Tendering, Lipson said, “has been going on for a long time in the military,” but because of the relative lack of discipline in the private sector, the Ministry of Health “found it a lot more unwieldy.”

In addition to price controls, the regulatory structure creates a process that is extremely complex in part because there are “a lot of folks in the process,” leading to “turf disagreements and overlap” in responsibility, Lipson said. The March 2003 restructuring of China’s State Drug Administration into State Food and Drug Administration has created even more redundancy, thanks to the existence of the China Quality Certification Center for Import and Export Commodities. That bureaucratic addition requires testing of a wide range of products and normally does not recognize international standards.

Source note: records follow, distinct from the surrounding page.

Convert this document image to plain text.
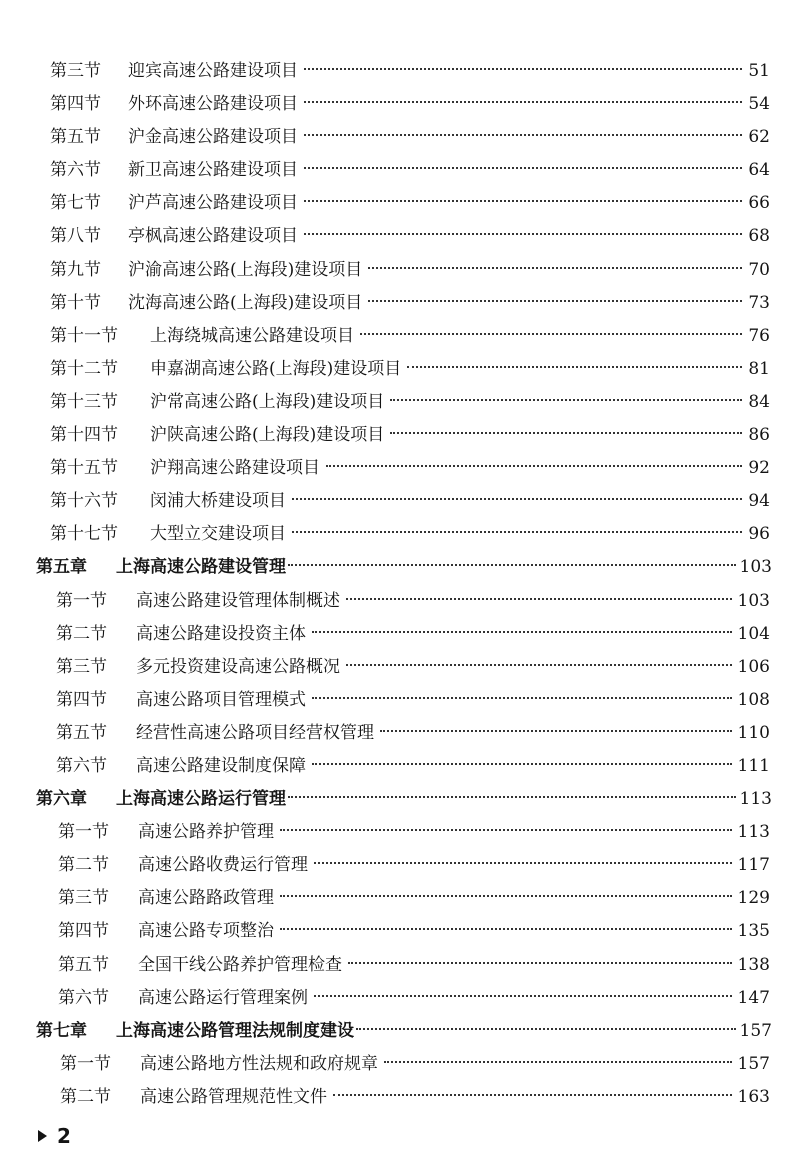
第三节	迎宾高速公路建设项目	51
第四节	外环高速公路建设项目	54
第五节	沪金高速公路建设项目	62
第六节	新卫高速公路建设项目	64
第七节	沪芦高速公路建设项目	66
第八节	亭枫高速公路建设项目	68
第九节	沪渝高速公路(上海段)建设项目	70
第十节	沈海高速公路(上海段)建设项目	73
第十一节	上海绕城高速公路建设项目	76
第十二节	申嘉湖高速公路(上海段)建设项目	81
第十三节	沪常高速公路(上海段)建设项目	84
第十四节	沪陕高速公路(上海段)建设项目	86
第十五节	沪翔高速公路建设项目	92
第十六节	闵浦大桥建设项目	94
第十七节	大型立交建设项目	96
第五章	上海高速公路建设管理	103
第一节	高速公路建设管理体制概述	103
第二节	高速公路建设投资主体	104
第三节	多元投资建设高速公路概况	106
第四节	高速公路项目管理模式	108
第五节	经营性高速公路项目经营权管理	110
第六节	高速公路建设制度保障	111
第六章	上海高速公路运行管理	113
第一节	高速公路养护管理	113
第二节	高速公路收费运行管理	117
第三节	高速公路路政管理	129
第四节	高速公路专项整治	135
第五节	全国干线公路养护管理检查	138
第六节	高速公路运行管理案例	147
第七章	上海高速公路管理法规制度建设	157
第一节	高速公路地方性法规和政府规章	157
第二节	高速公路管理规范性文件	163
2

Lipson added that biocompatibility is another area in which China does not recognize international standards, a situation she described as “a disaster for a lot of companies.”

Paul Barry, director of international health policy at the DC office of Boston Scientific (Natick, Massachusetts,) said that of all the regulatory hoops to jump through, tendering is “potentially the most threatening to our industry.”

The tendering process commenced in eight provinces under the Ministry of Health’s directive, but after rolling out in March 2005, the MOH yanked the program in February 2006 “in large part due to lack of management resources,” he said.

As for price controls, China’s National Development and Reform Commission (NDRC) is charged with national oversight, but the Shanghai City Price Bureau is perhaps the most aggressive of the regional price control bodies and is asking for data that it reserves the right to disclose “to the public.”

Depending on the meaning of the work “public” and how the information is used, Barry said, “this could be used against us.”

Among the data the authorities will require are insurance and freight costs, exchange rates, port expenses and the wholesale cost of devices and other equipment.

“I’m not crazy about them having the wholesale price information,” Barry said, “but it’s not something we can stop.”